Figure 3: Input and output tensor shapes and expected location of data
In general, a model is first created on a host PC using conventional toolsets like PyTorch and TensorFlow. This model requires training data that must be saved by the targeted device and transferred to the PC. One subsection of the input becomes the training set and is specifically used for training the model. A further subsection becomes a validation set, which is used to observe how the loss function (a measure of the performance of the network) changes during training.
Depending on the type of model used, different types and amounts of data may be required. If you are looking to characterize specific motor faults, the model you are training will require labeled data outlining the vibrations present when the different faults are present in addition to healthy vibration data where no fault is present.

As a result of this process, three files are generated:
- cnn.h and cnn.c
These two files contain the CNN configuration, register writes, and helper functions required to initialize and run the model on the MAX78000 CNN accelerator. - weights.h
This file contains the trained and quantized neural network weights.
4. Deployment on MAX78000

Figure 5: mode of operation
Once the new firmware is deployed, the AI microcontroller operates as a finite state machine, accepting and reacting to commands from the BLE controller over SPI.

When an inference is requested, the AI microcontroller wakes and requests data from the accelerometer.

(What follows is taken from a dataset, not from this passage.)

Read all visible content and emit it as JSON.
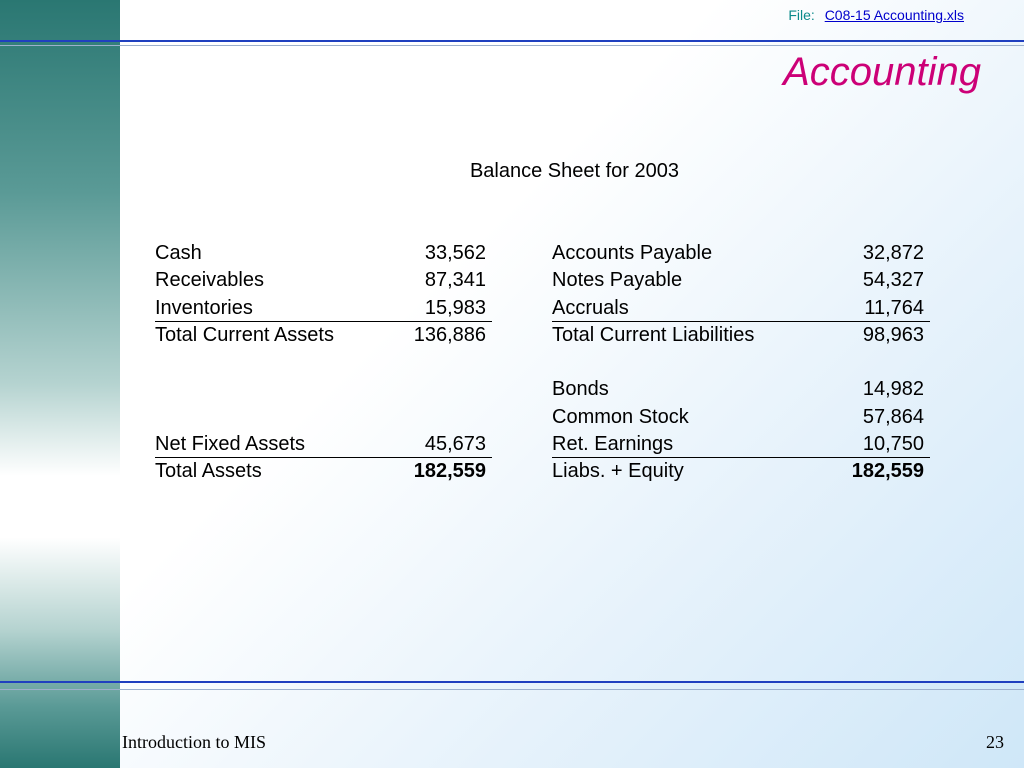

Importantly, it then performs the same preprocessing steps to the time series data as used in the training. Finally, the output of this preprocessing is fed to the deployed neural network, which can report a classification.

Figure 6: AI inference state machine
5. Conclusion
By integrating advanced signal processing techniques with deep learning, ThingIQ provides a robust and scalable approach to vibration-based anomaly detection for industrial IoT systems. The combination of FFT-based feature extraction, CNN autoencoder modeling, Quantization Aware Training, and edge AI deployment enables early detection of abnormal behavior with low latency and high energy efficiency.
This architecture allows enterprises to move beyond reactive, threshold-based monitoring toward proactive, data-driven operations, establishing a solid foundation for predictive maintenance and intelligent asset management in large-scale IoT environments.